What should your employees know about computer security?

The number one threat against the security of your information system is the insider threat. Make sure your employees know how to safely operate computers. Failure to do so is a lack of due diligence on your part.

Here’s what employees should know at a minimum:

What type of information does your company process?
What are the basic responsibilities of employees for information security?
What are the components of the organization’s password policy?
What are the security best practices that employees should follow?
What qualifies as a clean work area that supports safety?
What types of threats should employees be on guard against?
What are some common attack methods?
What actions should employees take when an attack occurs?
What are the company email policies?
What are the company’s web browsing and social media policies?

Your employees need to be aware of how raw data is processed to create insights and how your business uses it to make important decisions and profit.

Get it wrong and the company loses.

People who work for you and third parties who come into contact with your system should be viewed as potential threats. That is why there must be an information security plan in place and everyone must be aware of it. Anything less is the equivalent of having your proverbial “ankle-length pants.”

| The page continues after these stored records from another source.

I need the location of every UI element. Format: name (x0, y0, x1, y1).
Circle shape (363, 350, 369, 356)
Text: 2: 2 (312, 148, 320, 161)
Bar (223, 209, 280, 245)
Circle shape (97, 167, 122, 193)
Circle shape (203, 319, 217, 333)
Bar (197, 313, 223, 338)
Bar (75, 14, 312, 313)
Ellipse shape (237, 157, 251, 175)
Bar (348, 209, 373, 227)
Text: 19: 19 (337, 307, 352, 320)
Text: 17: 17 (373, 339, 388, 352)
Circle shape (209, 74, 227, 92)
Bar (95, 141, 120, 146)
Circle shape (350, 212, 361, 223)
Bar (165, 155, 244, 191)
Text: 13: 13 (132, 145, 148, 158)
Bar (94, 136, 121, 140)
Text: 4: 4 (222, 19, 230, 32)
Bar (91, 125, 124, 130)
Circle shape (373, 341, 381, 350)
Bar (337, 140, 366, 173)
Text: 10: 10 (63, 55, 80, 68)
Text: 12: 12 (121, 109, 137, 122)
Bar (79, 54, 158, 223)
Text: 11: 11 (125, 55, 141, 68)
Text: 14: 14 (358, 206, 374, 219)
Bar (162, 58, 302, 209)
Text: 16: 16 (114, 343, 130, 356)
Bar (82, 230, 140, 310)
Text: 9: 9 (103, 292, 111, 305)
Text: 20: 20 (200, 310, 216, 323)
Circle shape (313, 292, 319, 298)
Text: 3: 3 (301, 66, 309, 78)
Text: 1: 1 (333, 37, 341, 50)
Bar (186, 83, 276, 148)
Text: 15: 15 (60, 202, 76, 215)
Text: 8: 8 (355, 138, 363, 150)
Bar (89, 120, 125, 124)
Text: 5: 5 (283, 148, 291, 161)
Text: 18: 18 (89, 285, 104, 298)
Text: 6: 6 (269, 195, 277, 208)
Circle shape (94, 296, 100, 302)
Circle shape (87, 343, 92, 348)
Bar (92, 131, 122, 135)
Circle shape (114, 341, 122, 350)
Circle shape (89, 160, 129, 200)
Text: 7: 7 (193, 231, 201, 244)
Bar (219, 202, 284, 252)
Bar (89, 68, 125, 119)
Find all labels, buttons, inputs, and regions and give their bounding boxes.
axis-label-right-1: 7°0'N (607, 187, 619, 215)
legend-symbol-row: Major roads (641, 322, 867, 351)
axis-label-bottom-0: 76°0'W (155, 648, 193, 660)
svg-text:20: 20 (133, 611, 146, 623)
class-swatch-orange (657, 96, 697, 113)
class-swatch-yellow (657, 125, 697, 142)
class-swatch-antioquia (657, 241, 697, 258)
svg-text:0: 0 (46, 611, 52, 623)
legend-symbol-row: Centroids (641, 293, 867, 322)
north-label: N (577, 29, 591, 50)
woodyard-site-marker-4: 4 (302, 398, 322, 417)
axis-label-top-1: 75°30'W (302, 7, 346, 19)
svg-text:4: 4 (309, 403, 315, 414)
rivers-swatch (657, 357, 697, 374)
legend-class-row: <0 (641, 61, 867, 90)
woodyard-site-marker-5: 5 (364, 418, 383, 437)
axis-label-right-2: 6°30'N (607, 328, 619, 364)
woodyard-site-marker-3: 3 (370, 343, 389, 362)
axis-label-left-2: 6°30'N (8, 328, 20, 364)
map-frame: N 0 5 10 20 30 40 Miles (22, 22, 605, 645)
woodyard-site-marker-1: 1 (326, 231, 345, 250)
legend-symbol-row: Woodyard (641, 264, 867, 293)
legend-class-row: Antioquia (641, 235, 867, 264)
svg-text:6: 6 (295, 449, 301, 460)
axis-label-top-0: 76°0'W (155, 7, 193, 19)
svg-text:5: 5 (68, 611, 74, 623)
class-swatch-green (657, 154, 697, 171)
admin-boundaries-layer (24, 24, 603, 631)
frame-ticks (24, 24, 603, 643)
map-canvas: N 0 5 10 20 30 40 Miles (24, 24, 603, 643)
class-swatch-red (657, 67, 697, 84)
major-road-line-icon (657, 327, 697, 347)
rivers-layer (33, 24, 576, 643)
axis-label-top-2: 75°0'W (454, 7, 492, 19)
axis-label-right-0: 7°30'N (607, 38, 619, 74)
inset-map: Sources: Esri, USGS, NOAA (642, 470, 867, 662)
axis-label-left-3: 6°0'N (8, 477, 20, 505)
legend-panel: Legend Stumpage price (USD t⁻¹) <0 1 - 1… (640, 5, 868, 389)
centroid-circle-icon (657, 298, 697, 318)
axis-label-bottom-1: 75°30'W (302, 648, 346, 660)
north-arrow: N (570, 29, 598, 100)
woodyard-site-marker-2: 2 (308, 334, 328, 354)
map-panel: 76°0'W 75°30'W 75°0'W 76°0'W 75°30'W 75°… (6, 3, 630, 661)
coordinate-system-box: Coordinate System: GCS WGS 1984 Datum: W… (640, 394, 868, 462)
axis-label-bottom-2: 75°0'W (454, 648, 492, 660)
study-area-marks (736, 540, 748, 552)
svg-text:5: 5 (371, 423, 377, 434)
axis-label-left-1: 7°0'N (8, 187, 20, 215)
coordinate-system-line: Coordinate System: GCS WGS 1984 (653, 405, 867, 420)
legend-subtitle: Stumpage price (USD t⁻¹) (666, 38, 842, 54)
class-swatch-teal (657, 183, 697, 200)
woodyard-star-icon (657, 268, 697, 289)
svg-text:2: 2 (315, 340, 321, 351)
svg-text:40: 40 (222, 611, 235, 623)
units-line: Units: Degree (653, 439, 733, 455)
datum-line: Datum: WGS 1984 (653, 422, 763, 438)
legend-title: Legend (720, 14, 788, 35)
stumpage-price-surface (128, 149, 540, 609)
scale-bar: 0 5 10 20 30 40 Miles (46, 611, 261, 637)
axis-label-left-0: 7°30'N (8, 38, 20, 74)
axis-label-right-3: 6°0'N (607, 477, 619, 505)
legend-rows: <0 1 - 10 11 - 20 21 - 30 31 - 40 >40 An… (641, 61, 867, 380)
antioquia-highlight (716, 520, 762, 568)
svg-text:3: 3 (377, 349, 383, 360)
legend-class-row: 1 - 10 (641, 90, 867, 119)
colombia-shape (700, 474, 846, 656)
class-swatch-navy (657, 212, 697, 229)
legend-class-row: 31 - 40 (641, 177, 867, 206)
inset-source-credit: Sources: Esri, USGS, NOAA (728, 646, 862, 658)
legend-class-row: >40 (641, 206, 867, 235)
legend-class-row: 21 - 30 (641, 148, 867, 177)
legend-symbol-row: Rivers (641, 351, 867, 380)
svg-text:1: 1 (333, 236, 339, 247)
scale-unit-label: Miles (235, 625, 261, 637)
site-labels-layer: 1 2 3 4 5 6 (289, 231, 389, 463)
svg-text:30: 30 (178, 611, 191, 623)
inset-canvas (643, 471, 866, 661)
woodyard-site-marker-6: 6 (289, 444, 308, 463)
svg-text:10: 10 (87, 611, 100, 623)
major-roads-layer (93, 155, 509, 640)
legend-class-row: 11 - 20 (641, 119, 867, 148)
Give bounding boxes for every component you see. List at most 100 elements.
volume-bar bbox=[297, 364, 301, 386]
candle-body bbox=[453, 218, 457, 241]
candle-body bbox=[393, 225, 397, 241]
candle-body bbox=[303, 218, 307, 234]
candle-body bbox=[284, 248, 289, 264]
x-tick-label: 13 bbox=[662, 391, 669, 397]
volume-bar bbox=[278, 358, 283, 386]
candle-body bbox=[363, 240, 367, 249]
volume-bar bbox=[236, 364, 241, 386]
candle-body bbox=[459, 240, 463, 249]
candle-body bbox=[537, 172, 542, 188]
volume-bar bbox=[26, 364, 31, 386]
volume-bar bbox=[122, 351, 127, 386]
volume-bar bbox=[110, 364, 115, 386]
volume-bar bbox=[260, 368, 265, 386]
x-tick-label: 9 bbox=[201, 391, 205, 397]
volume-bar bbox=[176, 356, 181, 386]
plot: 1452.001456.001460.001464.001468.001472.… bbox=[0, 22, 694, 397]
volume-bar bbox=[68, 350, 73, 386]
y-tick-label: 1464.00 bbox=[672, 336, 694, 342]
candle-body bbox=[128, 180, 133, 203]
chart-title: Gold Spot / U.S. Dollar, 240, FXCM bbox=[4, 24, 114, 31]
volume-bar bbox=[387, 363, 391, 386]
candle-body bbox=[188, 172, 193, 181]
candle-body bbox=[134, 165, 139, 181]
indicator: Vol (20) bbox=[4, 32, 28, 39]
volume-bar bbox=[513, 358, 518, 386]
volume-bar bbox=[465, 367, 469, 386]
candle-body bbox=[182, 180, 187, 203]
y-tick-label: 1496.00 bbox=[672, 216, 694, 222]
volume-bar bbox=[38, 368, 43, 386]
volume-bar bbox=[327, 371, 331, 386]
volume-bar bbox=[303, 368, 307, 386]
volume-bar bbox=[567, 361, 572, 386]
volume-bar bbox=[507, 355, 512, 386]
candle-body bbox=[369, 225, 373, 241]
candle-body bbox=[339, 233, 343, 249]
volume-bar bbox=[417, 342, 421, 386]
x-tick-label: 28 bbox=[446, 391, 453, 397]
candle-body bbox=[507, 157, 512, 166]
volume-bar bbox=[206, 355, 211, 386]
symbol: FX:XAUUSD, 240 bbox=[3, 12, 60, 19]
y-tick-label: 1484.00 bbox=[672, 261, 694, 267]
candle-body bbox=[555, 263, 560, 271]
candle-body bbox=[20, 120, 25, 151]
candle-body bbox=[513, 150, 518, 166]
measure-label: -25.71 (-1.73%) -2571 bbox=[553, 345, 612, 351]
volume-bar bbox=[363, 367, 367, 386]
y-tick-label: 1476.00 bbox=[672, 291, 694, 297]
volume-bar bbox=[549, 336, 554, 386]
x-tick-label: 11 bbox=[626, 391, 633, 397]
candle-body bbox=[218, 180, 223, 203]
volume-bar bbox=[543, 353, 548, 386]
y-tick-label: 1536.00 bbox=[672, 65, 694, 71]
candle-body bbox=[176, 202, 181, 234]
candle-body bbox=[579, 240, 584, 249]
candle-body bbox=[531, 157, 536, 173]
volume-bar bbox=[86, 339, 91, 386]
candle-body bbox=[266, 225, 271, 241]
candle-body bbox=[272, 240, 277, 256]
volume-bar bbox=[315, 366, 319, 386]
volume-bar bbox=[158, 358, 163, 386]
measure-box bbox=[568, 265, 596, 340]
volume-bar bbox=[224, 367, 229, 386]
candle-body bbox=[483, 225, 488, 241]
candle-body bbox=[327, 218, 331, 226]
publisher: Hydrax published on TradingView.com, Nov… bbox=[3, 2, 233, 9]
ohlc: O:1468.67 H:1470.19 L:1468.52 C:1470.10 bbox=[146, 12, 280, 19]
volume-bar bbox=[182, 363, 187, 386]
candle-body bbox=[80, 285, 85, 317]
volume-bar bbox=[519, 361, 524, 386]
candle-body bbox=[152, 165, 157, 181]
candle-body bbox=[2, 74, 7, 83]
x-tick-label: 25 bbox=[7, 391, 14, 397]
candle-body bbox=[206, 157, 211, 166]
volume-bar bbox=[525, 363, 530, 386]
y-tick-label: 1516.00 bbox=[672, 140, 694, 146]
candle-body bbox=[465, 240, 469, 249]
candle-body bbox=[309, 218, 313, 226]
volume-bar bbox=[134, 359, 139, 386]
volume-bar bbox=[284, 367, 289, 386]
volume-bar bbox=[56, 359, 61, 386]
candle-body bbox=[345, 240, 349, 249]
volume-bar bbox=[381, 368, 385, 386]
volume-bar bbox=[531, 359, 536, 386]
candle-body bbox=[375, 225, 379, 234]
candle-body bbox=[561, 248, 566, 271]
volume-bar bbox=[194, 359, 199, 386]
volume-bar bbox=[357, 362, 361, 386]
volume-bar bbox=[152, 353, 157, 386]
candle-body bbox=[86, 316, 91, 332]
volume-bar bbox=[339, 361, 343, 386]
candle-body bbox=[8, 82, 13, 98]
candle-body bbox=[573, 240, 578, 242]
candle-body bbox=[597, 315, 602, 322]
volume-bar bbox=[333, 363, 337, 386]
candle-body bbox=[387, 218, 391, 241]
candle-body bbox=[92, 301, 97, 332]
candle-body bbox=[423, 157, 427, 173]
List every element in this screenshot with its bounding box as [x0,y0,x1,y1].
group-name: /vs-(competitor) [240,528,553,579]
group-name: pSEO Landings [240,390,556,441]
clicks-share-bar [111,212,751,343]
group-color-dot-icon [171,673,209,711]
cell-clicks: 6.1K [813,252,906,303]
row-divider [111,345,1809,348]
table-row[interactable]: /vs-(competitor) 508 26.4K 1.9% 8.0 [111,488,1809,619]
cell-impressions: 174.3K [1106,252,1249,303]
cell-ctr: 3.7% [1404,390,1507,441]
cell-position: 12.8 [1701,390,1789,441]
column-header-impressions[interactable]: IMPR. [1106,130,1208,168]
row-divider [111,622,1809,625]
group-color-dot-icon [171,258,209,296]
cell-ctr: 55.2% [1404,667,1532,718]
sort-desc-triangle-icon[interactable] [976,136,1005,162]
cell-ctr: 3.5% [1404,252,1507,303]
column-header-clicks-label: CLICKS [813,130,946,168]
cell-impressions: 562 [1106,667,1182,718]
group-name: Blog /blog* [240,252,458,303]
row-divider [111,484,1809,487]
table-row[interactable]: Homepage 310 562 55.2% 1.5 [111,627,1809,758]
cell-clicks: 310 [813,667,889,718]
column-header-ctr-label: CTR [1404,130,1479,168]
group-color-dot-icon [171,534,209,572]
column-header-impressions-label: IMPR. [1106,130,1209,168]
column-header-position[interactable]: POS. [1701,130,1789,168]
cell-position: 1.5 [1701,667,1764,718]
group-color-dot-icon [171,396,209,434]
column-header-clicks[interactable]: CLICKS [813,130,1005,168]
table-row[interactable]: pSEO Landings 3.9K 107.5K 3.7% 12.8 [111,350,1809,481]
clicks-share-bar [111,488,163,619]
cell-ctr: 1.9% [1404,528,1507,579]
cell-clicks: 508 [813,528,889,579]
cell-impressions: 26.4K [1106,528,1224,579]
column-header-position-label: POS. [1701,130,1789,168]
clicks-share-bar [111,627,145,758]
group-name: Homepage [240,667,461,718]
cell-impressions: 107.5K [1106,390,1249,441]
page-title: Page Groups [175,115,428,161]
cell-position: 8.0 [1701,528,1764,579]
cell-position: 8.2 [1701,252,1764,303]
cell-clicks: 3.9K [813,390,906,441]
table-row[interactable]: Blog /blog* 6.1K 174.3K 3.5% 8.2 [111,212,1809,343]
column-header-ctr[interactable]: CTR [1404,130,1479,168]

Each employee is responsible for the computer security and guarantee of their digital assets. People who obtain and process company data must be aware of all their responsibilities. Those who work for you must be aware and responsible.

Every person who works in your organization should be security conscious and know what to do in the event of an attempted or actual attack. Anything less and your people will fail.

Everyone should know how to maintain a secure workspace, where sensitive papers are kept out of sight. Workers need to know how to lock their keypads to prevent passersby from viewing screens and accessing terminals.

Everyone in the company must know how to create and maintain strong passwords or multi-factor authentication. Passwords must be complex and be changed regularly. A digital security program for the entire organization should be maintained and regularly evaluated.
Security-related policies should conform to best business and industry practices. They should be part of every employee’s security awareness training. For example, the people who work for you should know that off-site storage media should be properly scanned before entering your information system.

Your people should be aware of common attack methods used by cybercriminals and others. A seemingly innocent request for information over the phone could be the start of a social engineering attack designed to obtain crucial information to break into a company’s system.

Email should be part of the organization’s policies to protect sensitive information. Again, having policies should be part of an organization’s due diligence effort to keep cybercriminals at bay and out of your system. Your workers must know how to handle the various situations that arise. Simply clicking on a malicious link could compromise your entire system.

Using social media platforms and browsing the Internet could open up multiple avenues for malicious users to break into your system. Your employees need to know what is considered an acceptable practice when it comes to using Internet resources. Your company could be held liable, for example, if an employee wrote something derogatory about an ethnic group, or if his assets could even be used for illegal purposes without his knowledge.

Maintaining the confidentiality, integrity, and availability of your company’s mission-critical information requires those who work for your company to have the tools to do so. Having a formal information security plan is a basic necessity. You are in real trouble and you have already lost the battle against cybercriminals if you do not have a plan. And if you have a plan and your employees don’t know about it, the same is true.

You need to start treating computer security as a business process.